With its admission to the League of Nations (December 17, 1920) Albania achieved international recognition as an independent state. The national territory was only determined by the decision of the conference of ambassadors on November 9, 1921, largely based on the Albanian borders of 1913; In 1923 there was another correction of the border towards Greece. Despite these international border agreements, Albania repeatedly had to fend off territorial claims by Greece and the new South Slav state (later Yugoslavia).

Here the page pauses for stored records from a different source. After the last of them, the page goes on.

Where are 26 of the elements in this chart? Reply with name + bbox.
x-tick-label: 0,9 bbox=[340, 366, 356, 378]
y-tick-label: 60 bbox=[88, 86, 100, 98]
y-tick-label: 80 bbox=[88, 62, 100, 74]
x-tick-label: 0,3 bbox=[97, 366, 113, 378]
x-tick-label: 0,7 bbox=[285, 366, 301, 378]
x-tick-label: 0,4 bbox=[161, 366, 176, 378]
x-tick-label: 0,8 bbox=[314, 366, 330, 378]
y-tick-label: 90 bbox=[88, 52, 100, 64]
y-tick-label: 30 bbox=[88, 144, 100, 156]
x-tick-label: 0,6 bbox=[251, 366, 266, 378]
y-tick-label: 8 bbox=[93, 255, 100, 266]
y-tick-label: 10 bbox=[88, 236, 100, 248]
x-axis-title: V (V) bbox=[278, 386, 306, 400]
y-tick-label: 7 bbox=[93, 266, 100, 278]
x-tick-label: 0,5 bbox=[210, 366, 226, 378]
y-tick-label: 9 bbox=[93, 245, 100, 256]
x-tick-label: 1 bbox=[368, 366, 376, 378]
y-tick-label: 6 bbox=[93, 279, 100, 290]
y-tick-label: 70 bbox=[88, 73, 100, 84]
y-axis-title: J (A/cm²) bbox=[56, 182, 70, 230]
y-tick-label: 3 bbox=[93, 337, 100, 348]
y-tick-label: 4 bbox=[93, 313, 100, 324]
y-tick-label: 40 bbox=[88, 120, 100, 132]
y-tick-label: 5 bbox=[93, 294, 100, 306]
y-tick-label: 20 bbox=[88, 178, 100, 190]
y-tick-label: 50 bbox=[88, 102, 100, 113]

From the numerous changes of government and uprisings (e.g. 1921 uprising of the Albanian tribe of the Mirdites) that accompanied the establishment of the young state, A. Zogu emerged as the dominant political figure of the country from 1920 onwards. As Prime Minister (December 1922–24) he set up a reform program, but had to go into exile after an uprising (May / June 1924). His opponent and head of the parliamentary unsupported revolutionary government (June to December 1924), F. Noli, announced v. a. a land reform. With Yugoslav help, Zogu returned to Albania in December 1924 and took over the government again as Prime Minister (1925-28). On January 21, 1925 the parliament proclaimed the republic; Zogu chose it on January 31, 1925 to the president.
In the years between 1925 and 1939, Zogu’s system of government developed into a dictatorship that suppressed all opposition, but was particularly keen to modernize the state administration. In the force field of Yugoslav, Greek and Italian interests, Albania v. a. with the 1st and 2nd Tirana Pacts (November 27th, 1926; November 22nd, 1927) ever closer to fascist Italy under B. Mussolini.
On September 1, 1928, Zogu, as Zogu I, was proclaimed “King of the Albanians”. Attempts by Albania in the 1930s to loosen its dependence on Italy created tension between the two countries. When Italian troops marched into Albania (April 7, 1939), Mussolini forced the unification of Albania with Italy; Zogu fled the country and King Victor Emmanuel III. from Italy also took over the crown of Albania (repealed in October 1943).